Il s'agit des rivières Saint-Régis, des Hurons, Chibouet et Saint-Zéphirin. Toutes contenaient des traces des molécules recherchées, avec des quantités très variables, selon le moment où étaient prélevés les échantillons. « Nos résultats sont comparables à ceux que Québec avait obtenus », explique Sébastien Sauvé, qui précise que les quantités détectées étaient aussi parfois inférieures aux données du ministère de l'Environnement. La présence des insecticides dans les cours d'eau est directement liée à l'activité agricole environnante, dit-il, selon les épandages.

Ces insecticides peuvent-ils être dommageables pour la santé humaine ? 

« On manque cruellement de données sur les risques pour la santé humaine », estime Maryse Bouchard, professeure à l'École de santé publique de l'Université de Montréal. 

Maryse Bouchard explique que la science s'est peu intéressée à ces semences enrobées d'insecticides, car on a cru qu'elles étaient moins dommageables que des insecticides pulvérisés dans les champs.
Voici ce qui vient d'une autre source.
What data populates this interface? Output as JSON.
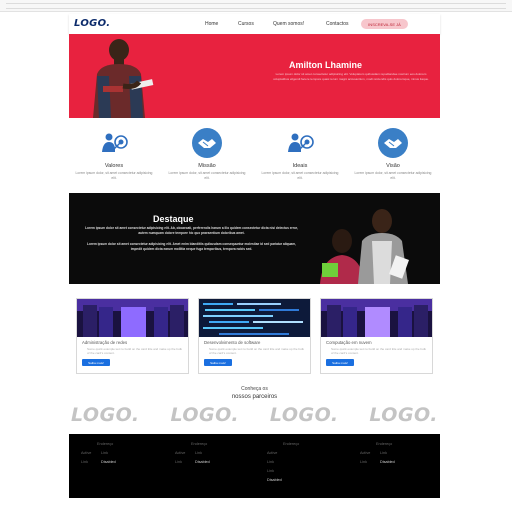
{
  "nav": {
    "logo": "LOGO.",
    "links": [
      "Home",
      "Cursos",
      "Quem somos!",
      "Contactos"
    ],
    "cta": "INSCREVA-SE JÁ"
  },
  "hero": {
    "title": "Amilton Lhamine",
    "text": "Lorem ipsum dolor sit amet consectetur adipisicing elit. Voluptatum quibusdam repudiandae nostrum eos dolorem voluptatibus eligendi facere tempore quasi rerum magni accusantium, modi reiciendis quis doloremque, minus itaque."
  },
  "values": [
    {
      "title": "Valores",
      "text": "Lorem ipsum dolor, sit amet consectetur adipisicing elit.",
      "icon": "target-icon"
    },
    {
      "title": "Missão",
      "text": "Lorem ipsum dolor, sit amet consectetur adipisicing elit.",
      "icon": "handshake-icon"
    },
    {
      "title": "Ideais",
      "text": "Lorem ipsum dolor, sit amet consectetur adipisicing elit.",
      "icon": "target-icon"
    },
    {
      "title": "Visão",
      "text": "Lorem ipsum dolor, sit amet consectetur adipisicing elit.",
      "icon": "handshake-icon"
    }
  ],
  "destaque": {
    "title": "Destaque",
    "p1": "Lorem ipsum dolor sit amet consectetur adipisicing elit. Ab, obcaecati, perferendis harum a illo quidem consectetur dicta nisi delectus error, autem numquam dolore tempore hic quo praesentium doloribus amet.",
    "p2": "Lorem ipsum dolor sit amet consectetur adipisicing elit. Amet enim blanditiis quibusdam consequuntur molestiae id sed pariatur aliquam, impedit quidem dicta earum mollitia neque fuga temporibus, tempora nobis sed."
  },
  "cards": [
    {
      "title": "Administração de redes",
      "text": "Some quick example text to build on the card title and make up the bulk of the card's content.",
      "button": "Saiba mais!"
    },
    {
      "title": "Desenvolvimento de software",
      "text": "Some quick example text to build on the card title and make up the bulk of the card's content.",
      "button": "Saiba mais!"
    },
    {
      "title": "Computação em nuvem",
      "text": "Some quick example text to build on the card title and make up the bulk of the card's content.",
      "button": "Saiba mais!"
    }
  ],
  "partners": {
    "line1": "Conheça os",
    "line2": "nossos parceiros",
    "logos": [
      "LOGO.",
      "LOGO.",
      "LOGO.",
      "LOGO."
    ]
  },
  "footer": {
    "columns": [
      {
        "heading": "Endereço",
        "rows": [
          [
            "Active",
            "Link"
          ],
          [
            "Link",
            "Disabled"
          ]
        ]
      },
      {
        "heading": "Endereço",
        "rows": [
          [
            "Active",
            "Link"
          ],
          [
            "Link",
            "Disabled"
          ]
        ]
      },
      {
        "heading": "Endereço",
        "rows": [
          [
            "Active"
          ],
          [
            "Link"
          ],
          [
            "Link"
          ],
          [
            "Disabled"
          ]
        ]
      },
      {
        "heading": "Endereço",
        "rows": [
          [
            "Active",
            "Link"
          ],
          [
            "Link",
            "Disabled"
          ]
        ]
      }
    ]
  },
  "colors": {
    "brand_red": "#e8223f",
    "brand_blue": "#3a7fc6",
    "button_blue": "#1a6fe0",
    "dark": "#0b0b0b"
  }
}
Cette hypothèse ne tient plus.

Une étude de l'Institut national de la recherche scientifique (INRS), dont les premiers résultats ont été dévoilés cette semaine, soulève de sérieux questionnements. La chercheuse Élyse Caron-Beaudoin a utilisé en laboratoire des modèles cellulaires qui pourraient reproduire des comportements humains, notamment chez les femmes enceintes.

Peut-on réduire l'utilisation de ces pesticides ? 

C'est ce que souhaite Québec, à l'instar de plusieurs autres gouvernements. La ministre du Développement durable, de l'Environnement et de la Lutte contre les changements climatiques, Isabelle Melançon, a annoncé le mois dernier sa Stratégie québécoise sur les pesticides. Au nom de la protection de la santé, de l'environnement et des pollinisateurs, Québec va encadrer l'utilisation des néonicotinoïdes. Dès l'année prochaine, les producteurs de grandes cultures devront avoir une prescription d'un agronome pour les utiliser, prescription qu'ils obtiendront s'ils en ont besoin, après l'étude de la santé des champs.

Que vont faire les producteurs ?

Cette semaine, les Producteurs de grains du Québec ont demandé au gouvernement de faire une nouvelle étude, car ils jugent que « les bases scientifiques de la nouvelle réglementation sur les pesticides sont contestables ». 

En entrevue, le président du syndicat d'agriculteurs, Christian Overbeek, précise que dans les champs, les producteurs qui ont travaillé avec des semences sans néonicotinoïdes ont observé des baisses de rendement. De plus, selon eux, le retour à l'épandage n'est pas la solution la plus écologique. « On calcule que c'est encore moins dangereux de travailler avec des semences traitées », précise Christian Overbeek. 

Au Québec, 99 % du canola, 50 % du soya et 60 % du maïs-grain, donc celui qui n'est pas destiné à la consommation humaine, sont cultivés avec des semences enrobées de néonicotinoïdes, selon les Producteurs de grains du Québec.